Stallone is the guy to do all this, and he plays the character of Rocky more convincingly and honestly than any actor has played any character in Hollywood history. You can try to put that on the fact that Stallone is Rocky—something people tried to say when the first movie premiered—but this simply isn’t the case. Sly, the man, is a good-looking, charismatic, intelligent, HGH’ed-up, tale-spinning, quippy movie star. When Sly the actor plays Rocky, he lets that go and allows the character to take him away. Rocky is maybe the only franchise hero in Hollywood history who we have seen get old and frail and still maintain his franchise. To return to the James Bond analogy, every time the actor playing James slows down even slightly, he’s tossed onto a pile of wrecked Aston Martins like the expendable commodity he is. But not Rocky. We’ve seen him go from palooka, to overbloated star athlete, to elder statesman, to broken-down and dead-broke loser, to humble business owner, to . . . Well, you’ll have to see the film, if you haven’t already, to find out.
So is Creed the best of the Rocky movies? Maybe. I don’t know. What I do know is that whenever I brought up my love of the Rocky franchise before this, I had to pretend the films were a “guilty pleasure,” even though I knew they weren’t. And I’m happy to finally be able to embrace them publicly now.
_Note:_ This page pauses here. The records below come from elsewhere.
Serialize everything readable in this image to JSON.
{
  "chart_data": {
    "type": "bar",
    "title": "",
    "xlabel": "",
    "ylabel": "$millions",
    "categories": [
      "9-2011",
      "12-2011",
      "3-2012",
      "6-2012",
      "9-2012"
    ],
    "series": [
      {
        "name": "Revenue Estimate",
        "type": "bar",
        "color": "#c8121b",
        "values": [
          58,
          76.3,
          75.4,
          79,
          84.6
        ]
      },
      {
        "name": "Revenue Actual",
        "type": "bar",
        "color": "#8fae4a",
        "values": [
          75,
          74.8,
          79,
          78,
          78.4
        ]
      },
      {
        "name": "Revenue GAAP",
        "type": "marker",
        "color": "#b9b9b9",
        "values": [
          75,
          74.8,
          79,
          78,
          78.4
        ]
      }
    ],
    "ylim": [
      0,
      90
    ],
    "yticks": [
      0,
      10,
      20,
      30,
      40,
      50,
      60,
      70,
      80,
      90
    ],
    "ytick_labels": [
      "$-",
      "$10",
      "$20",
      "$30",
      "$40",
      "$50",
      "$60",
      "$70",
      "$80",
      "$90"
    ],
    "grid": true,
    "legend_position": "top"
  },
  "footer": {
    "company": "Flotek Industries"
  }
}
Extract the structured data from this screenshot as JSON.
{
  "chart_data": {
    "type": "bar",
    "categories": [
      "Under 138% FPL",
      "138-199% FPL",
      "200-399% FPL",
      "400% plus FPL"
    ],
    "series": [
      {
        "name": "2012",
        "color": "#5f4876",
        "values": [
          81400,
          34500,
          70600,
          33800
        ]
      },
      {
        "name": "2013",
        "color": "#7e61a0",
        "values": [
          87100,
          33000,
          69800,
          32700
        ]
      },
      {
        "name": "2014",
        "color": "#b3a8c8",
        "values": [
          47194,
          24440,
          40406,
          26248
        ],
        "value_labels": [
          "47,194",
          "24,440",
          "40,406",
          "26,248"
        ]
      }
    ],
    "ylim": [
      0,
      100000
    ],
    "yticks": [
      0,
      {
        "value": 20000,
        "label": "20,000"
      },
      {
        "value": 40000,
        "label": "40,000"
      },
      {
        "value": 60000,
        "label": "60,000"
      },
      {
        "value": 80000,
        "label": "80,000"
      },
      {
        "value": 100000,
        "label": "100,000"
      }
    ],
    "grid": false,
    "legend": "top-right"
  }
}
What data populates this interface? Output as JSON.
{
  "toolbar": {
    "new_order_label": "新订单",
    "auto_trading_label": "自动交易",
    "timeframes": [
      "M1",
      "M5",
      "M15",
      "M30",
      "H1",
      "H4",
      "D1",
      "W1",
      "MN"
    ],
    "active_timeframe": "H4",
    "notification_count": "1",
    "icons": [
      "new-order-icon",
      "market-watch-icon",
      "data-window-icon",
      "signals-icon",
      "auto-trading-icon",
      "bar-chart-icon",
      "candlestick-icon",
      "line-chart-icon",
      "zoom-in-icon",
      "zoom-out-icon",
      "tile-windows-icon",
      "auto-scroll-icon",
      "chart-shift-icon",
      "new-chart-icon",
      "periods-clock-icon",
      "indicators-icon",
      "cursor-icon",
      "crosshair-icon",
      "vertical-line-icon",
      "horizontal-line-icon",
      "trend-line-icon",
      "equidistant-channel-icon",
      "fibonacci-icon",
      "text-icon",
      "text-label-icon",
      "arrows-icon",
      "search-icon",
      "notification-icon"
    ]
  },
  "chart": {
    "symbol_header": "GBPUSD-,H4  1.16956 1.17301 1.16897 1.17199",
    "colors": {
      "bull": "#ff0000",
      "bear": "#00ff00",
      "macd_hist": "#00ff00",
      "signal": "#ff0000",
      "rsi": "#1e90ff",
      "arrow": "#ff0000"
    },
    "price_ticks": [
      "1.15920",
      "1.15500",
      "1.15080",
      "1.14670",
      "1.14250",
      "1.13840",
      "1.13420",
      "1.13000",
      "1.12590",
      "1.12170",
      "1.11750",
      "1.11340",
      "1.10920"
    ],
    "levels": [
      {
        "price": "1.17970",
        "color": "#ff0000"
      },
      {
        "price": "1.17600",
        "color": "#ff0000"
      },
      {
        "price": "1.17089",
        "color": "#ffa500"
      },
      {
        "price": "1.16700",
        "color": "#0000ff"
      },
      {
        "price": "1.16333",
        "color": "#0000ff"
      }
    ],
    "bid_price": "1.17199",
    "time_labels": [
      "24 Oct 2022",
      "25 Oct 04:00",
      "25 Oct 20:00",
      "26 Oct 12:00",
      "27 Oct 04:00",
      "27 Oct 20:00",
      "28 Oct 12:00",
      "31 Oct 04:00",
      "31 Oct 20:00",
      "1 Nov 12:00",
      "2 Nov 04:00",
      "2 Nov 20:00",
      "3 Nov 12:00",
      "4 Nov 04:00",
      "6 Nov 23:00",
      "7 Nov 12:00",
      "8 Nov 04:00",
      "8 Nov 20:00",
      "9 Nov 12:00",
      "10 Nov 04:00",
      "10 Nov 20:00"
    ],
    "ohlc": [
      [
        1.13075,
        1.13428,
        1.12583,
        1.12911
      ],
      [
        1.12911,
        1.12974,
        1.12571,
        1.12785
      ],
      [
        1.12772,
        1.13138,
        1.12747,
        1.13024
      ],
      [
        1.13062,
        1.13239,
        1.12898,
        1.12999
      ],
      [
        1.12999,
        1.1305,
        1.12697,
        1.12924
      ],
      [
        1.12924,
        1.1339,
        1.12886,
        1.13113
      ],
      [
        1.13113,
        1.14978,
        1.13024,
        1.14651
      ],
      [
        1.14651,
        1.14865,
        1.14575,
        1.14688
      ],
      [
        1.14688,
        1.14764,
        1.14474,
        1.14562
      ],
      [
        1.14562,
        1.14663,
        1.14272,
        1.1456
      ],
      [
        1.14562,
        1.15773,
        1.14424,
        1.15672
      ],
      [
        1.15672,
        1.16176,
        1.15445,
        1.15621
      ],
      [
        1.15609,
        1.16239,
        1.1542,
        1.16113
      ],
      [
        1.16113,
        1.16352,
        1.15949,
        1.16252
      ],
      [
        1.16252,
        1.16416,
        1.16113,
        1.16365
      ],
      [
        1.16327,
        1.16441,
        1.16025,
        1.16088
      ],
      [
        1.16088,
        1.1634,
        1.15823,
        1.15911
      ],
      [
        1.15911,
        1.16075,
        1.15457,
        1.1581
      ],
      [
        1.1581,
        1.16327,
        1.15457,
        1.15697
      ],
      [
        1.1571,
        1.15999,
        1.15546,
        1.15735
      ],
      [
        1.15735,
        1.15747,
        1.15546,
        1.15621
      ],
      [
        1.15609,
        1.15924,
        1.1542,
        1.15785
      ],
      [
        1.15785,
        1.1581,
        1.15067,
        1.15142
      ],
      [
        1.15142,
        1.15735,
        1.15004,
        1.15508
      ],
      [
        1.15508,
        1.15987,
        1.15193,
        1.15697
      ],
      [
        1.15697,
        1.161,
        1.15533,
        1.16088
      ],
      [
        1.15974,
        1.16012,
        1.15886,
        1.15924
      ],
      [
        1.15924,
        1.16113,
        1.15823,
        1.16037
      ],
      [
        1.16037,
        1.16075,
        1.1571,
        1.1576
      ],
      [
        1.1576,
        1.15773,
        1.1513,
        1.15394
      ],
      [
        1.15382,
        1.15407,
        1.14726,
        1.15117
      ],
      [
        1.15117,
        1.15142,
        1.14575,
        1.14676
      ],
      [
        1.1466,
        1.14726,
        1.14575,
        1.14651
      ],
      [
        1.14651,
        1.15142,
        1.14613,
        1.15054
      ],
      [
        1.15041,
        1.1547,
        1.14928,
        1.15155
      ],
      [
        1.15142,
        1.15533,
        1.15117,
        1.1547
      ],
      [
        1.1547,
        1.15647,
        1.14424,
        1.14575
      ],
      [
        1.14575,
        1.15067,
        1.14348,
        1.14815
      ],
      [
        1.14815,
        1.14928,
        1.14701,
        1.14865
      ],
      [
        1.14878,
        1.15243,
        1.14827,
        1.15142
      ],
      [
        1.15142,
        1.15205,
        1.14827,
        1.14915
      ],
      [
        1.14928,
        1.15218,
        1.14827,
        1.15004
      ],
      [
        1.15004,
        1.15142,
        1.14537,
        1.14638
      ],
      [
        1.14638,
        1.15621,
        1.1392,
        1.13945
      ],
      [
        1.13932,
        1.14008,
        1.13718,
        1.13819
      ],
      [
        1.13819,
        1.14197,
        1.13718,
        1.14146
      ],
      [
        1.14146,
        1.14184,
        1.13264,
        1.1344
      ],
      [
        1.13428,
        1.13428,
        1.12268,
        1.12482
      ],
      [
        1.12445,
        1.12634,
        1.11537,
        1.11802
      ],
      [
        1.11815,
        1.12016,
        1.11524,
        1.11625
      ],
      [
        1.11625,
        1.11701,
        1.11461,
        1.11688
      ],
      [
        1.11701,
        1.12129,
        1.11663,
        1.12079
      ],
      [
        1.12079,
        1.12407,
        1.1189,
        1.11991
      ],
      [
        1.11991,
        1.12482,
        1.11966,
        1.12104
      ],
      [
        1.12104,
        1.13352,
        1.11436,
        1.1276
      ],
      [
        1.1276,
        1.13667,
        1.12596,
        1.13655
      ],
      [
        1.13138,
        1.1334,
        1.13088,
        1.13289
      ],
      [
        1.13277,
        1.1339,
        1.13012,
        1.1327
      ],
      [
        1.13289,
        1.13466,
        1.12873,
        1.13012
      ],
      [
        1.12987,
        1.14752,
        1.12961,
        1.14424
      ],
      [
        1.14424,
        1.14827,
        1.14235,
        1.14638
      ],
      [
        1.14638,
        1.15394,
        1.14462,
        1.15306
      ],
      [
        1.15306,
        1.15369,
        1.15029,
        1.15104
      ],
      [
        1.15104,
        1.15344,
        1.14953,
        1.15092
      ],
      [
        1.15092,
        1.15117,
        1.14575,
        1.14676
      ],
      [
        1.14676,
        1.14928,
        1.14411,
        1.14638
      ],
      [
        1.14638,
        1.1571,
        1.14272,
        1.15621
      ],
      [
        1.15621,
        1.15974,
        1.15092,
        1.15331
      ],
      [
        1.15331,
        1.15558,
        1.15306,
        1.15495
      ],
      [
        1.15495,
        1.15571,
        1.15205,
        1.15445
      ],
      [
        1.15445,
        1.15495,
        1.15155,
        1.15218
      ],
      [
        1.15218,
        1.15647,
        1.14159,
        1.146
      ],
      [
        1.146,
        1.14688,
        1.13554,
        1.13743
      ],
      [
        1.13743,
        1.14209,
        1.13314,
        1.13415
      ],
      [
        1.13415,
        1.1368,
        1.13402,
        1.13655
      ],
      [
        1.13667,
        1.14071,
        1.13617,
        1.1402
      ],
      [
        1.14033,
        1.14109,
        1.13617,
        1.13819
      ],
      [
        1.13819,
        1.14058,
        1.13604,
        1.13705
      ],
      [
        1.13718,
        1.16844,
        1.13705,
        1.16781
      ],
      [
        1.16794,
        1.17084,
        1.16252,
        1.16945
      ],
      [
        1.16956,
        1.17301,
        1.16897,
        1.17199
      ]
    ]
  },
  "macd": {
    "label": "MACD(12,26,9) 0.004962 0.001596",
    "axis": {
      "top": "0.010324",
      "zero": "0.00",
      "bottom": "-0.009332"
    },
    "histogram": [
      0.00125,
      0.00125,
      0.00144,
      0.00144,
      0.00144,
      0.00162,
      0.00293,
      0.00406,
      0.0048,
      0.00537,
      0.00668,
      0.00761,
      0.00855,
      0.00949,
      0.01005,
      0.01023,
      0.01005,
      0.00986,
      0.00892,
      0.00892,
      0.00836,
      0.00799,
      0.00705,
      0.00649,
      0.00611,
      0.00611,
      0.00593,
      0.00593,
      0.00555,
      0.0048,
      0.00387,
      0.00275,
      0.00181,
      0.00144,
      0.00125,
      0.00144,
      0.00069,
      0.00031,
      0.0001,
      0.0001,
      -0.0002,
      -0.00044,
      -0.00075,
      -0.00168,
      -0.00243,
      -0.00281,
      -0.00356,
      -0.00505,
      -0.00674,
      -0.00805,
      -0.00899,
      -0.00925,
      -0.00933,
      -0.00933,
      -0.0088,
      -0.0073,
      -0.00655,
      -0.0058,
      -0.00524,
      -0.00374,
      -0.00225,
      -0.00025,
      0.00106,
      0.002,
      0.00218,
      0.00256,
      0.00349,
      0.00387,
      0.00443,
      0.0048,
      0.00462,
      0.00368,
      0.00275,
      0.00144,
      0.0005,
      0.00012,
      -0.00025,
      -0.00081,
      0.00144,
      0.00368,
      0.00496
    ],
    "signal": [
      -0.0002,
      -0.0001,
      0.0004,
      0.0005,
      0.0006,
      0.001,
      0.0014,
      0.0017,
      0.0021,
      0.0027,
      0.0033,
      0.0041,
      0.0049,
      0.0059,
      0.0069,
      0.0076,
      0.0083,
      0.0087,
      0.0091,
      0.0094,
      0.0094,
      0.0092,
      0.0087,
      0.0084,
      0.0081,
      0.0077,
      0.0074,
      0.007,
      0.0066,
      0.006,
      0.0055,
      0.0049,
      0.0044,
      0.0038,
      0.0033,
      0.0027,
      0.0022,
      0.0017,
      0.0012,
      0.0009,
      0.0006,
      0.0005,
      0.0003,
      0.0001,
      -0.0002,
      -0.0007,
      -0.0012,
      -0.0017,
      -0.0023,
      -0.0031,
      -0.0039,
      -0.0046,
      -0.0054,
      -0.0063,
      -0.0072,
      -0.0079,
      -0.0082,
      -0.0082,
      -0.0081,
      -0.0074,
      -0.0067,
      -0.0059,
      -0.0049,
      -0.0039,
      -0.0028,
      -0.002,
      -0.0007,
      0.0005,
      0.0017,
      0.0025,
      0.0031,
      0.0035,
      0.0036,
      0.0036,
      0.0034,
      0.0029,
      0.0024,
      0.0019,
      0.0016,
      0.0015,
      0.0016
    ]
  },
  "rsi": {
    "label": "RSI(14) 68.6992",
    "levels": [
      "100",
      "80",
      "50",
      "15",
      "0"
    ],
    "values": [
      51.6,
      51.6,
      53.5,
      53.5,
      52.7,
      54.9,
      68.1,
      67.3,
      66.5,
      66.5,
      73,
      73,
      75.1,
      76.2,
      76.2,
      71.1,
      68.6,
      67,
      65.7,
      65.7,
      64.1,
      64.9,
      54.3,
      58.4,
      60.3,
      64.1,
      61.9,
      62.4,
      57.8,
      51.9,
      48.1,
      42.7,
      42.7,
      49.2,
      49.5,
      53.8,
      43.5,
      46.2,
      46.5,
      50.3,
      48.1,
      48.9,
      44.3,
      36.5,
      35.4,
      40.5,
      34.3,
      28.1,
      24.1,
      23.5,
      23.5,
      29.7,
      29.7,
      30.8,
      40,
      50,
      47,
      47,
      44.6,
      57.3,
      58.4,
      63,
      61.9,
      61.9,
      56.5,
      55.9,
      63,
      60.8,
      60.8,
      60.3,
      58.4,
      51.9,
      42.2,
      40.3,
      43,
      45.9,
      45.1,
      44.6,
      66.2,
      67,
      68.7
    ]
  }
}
Yes, I have to stop tears every time Adrian tells Rocky to “win” from her hospital bed in Rocky II. And yes, I get goose bumps every time I see Apollo and Rocky hugging on the beach in Rocky III, because it reminds me of my own interracial bromance with Jason, my best friend since high school. I have quoted Rocky’s speech from the end of Rocky IV more times than I feel comfortable mentioning. And even the first scene in the very flawed Rocky V guts me every time I see it. I still laugh every time I see Rocky respond, “I don’t use them,” to a question about investing in condominiums in Rocky II. When I need inspiration, I’ve been known to play “Gonna Fly Now” on a loop on Spotify. And if Survivor’s “Eye of the Tiger” comes on, I nod my head enthusiastically—while I pretend I’m doing it ironically if anyone sees me.
I will no longer be ashamed of any of this. And admit it: you’ve done the same stuff. If you haven’t run up a bunch of stairs and thrown your fists up in the air at the top like you have a whole city supporting you, then you haven’t really lived. And if you haven’t called old white guys you like “Unc,” as I’ll be doing now after watching Creed, you haven’t done life right either.
Creed may or may not be the best Rocky film ever, but it is exactly what the Rocky franchise deserves: a truly great, and culturally relevant, film.